A token payment arrangement, or token payment plan, is a way to help someone who may be experiencing a major financial change, be in debt, and needs a space or time to sort the matter out.
It is similar to the “breathing space” scheme many creditors are offering.
How Does a Token Payment Plan Work?
A token payment plan is just what is states and sounds like, you make token payments to the creditors you owe for a limited period of time. The token payments can be a low as £1 a month. It will all depend on what you can afford.
Most creditors will ask you to go through an income and expense form with them. This will outline all your monthly expenses, rent, mortgage, utilities, insurances, council tax, etc. From there they can determine what you may be able to afford as a token payment each month.
Who Can Use a Token Payment Plan?
Anyone experiencing debt issues or facing insolvency, can enter into a token payment plan.
Last year when the first lock down was issued, many people lost their jobs, or were on furlough, and had reductions in their income. They were eligible for this form of debt management.
How Long Does a Token Payment Plan Last?
The idea behind this form of debt management is that it is a short-term plan. Some creditors will allow you to make the token payments for six (6) months, then review your finances. Some now will allow the plan for a full 12 months or a year.

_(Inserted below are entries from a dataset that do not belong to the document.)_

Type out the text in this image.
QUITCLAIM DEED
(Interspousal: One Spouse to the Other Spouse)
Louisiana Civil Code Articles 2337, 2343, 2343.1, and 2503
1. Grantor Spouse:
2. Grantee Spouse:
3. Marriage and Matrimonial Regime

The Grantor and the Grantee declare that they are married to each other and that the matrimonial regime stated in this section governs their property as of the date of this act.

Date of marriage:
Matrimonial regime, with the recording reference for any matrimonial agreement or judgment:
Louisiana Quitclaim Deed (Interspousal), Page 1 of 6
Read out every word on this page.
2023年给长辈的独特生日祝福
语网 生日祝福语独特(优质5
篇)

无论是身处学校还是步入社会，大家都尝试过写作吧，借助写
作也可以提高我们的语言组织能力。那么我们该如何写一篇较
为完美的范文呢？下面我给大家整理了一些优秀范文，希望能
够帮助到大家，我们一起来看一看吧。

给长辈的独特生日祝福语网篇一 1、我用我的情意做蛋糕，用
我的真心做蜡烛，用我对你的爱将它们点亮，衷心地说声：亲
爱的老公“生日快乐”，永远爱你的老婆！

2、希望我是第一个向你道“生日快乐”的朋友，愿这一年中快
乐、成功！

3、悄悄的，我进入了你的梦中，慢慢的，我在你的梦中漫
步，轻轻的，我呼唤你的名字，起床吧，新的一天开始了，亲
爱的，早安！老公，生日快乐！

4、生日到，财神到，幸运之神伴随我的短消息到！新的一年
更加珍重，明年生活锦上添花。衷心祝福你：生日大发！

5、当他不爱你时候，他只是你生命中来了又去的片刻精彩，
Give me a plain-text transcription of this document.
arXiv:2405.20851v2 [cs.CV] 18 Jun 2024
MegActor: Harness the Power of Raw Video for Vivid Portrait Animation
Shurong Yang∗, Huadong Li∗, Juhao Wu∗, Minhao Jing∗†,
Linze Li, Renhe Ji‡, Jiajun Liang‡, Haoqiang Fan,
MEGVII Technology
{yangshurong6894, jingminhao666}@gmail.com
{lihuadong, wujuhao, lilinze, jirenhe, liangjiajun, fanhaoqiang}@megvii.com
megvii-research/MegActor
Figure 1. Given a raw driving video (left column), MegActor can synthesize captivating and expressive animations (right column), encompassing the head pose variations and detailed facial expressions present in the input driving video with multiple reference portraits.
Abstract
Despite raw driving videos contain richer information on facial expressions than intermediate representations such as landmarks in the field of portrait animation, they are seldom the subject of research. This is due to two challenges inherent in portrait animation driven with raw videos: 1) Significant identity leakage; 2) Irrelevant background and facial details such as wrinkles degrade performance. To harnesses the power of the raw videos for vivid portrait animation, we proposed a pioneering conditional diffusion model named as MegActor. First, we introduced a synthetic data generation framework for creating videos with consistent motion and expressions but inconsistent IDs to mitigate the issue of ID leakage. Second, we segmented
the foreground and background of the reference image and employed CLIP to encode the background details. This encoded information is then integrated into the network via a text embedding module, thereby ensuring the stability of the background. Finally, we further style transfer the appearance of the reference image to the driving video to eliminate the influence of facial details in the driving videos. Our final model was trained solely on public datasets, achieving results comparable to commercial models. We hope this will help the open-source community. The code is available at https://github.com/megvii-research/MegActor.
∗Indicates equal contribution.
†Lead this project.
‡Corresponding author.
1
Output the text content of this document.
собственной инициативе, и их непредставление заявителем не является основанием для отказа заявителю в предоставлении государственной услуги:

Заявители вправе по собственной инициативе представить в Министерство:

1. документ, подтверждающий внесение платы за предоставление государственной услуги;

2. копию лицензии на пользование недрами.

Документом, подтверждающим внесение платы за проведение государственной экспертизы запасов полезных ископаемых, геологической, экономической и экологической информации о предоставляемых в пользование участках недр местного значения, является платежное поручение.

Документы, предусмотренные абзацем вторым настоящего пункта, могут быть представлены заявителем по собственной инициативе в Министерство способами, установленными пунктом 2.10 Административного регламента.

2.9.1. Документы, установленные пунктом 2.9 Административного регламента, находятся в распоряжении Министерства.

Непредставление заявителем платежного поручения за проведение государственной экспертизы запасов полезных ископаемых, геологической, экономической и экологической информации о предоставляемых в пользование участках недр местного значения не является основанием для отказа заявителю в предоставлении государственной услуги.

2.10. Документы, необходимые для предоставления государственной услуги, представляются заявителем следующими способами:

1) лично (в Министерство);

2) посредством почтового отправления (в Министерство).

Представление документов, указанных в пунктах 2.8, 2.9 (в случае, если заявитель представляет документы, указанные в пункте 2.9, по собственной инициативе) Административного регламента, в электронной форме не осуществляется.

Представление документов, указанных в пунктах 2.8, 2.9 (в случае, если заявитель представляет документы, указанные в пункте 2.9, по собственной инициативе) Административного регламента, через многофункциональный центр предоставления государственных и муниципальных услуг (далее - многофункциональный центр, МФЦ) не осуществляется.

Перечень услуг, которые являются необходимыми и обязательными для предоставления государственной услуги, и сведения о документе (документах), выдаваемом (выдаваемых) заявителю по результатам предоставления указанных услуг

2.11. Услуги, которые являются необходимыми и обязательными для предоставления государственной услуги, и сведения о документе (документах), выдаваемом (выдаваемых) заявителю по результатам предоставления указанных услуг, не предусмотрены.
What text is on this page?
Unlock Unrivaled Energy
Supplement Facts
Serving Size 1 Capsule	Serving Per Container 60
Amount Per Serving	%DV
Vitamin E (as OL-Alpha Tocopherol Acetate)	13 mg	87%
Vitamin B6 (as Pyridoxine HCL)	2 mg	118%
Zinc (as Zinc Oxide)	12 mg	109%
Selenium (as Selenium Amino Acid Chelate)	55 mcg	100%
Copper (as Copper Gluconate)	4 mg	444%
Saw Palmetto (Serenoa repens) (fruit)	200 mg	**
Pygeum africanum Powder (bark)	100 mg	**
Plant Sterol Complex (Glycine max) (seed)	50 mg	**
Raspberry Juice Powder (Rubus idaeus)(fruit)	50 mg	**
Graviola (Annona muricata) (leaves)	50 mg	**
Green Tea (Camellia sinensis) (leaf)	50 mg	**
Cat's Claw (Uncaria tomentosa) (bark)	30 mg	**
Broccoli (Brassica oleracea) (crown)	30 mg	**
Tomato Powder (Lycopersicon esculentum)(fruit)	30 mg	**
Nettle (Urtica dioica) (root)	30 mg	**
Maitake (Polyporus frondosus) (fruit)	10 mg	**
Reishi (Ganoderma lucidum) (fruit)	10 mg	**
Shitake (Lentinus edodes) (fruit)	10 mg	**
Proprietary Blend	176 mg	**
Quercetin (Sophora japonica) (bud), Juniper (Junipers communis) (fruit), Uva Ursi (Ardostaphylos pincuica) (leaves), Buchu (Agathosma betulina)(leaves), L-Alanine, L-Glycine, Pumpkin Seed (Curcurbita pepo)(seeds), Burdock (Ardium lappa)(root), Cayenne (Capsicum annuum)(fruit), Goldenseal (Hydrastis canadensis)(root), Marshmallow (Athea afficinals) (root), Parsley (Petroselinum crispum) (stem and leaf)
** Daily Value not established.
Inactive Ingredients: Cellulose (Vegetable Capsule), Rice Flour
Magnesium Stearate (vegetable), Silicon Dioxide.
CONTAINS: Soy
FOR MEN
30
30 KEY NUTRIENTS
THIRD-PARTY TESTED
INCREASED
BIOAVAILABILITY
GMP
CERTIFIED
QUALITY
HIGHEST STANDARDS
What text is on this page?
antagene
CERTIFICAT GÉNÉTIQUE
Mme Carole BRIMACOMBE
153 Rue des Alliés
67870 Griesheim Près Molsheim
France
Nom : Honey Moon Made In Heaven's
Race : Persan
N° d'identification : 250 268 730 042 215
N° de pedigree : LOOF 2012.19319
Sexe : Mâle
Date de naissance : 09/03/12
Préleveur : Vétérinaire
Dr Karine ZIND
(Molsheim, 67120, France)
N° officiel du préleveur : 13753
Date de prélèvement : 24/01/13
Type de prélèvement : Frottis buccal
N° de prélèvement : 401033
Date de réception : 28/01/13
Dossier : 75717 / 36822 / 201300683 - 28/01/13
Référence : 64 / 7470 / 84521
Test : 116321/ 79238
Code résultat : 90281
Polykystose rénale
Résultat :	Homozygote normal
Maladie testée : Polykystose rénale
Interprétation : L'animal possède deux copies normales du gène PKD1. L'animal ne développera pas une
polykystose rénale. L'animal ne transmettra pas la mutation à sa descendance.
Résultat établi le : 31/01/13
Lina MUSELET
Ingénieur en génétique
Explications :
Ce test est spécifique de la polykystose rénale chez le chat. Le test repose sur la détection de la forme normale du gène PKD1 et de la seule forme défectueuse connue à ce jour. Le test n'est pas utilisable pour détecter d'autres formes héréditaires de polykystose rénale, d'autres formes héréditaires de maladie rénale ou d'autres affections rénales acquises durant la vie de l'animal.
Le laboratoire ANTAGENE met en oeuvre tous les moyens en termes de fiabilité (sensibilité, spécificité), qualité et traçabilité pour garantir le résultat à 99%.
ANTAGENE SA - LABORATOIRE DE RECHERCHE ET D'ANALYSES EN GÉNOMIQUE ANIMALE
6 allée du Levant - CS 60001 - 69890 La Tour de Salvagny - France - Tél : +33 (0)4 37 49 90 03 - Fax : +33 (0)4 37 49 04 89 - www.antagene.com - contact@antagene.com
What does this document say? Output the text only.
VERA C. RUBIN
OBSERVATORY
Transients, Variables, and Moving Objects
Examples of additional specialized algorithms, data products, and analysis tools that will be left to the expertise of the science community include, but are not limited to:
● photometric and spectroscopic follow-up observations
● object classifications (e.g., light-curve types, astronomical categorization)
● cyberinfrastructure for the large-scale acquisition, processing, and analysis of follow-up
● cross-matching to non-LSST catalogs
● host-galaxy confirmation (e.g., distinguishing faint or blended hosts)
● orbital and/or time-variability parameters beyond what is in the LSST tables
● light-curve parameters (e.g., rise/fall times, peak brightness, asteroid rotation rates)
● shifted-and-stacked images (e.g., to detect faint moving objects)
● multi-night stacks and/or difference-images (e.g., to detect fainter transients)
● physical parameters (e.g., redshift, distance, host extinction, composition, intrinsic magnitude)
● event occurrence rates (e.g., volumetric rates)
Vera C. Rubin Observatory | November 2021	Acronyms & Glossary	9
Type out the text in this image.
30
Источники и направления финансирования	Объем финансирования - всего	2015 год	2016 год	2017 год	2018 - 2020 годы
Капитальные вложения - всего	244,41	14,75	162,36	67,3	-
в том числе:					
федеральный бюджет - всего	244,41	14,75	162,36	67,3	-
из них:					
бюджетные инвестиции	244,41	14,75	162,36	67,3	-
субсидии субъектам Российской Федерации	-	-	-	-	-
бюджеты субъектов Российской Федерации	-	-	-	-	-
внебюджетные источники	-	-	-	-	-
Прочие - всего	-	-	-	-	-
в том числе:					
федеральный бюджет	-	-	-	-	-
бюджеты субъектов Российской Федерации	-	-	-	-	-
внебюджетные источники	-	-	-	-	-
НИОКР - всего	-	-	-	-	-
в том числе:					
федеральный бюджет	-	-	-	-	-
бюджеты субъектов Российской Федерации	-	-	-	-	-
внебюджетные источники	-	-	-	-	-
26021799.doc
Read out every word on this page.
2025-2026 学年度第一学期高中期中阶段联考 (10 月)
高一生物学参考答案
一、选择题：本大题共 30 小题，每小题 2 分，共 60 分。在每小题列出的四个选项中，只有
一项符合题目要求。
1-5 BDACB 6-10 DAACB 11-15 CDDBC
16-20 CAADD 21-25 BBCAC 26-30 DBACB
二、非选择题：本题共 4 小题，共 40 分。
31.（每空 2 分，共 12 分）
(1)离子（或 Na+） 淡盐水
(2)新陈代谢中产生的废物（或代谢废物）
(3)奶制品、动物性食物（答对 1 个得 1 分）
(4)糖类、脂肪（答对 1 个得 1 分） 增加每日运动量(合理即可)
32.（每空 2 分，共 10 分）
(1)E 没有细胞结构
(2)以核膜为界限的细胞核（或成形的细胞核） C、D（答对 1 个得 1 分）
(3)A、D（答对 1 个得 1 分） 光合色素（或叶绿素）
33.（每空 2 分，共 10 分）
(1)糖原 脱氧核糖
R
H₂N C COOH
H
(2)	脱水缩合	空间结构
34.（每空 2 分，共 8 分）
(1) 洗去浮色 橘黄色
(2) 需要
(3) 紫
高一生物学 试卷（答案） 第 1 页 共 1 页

It may be after the six months if your circumstances have not improved, you may need to look at longer term debt management plans or possibly Bankruptcy or a Debt Relief Order.
Does a Token Payment Plan Affect My Credit Score?
Yes, anything outside of the agreed contractual payments to an account can have an affect on your credit score.
Your credit history has to be an accurate picture of how you have paid your accounts, so any payments less than the monthly payment, or minimum monthly payment, will impact your credit score.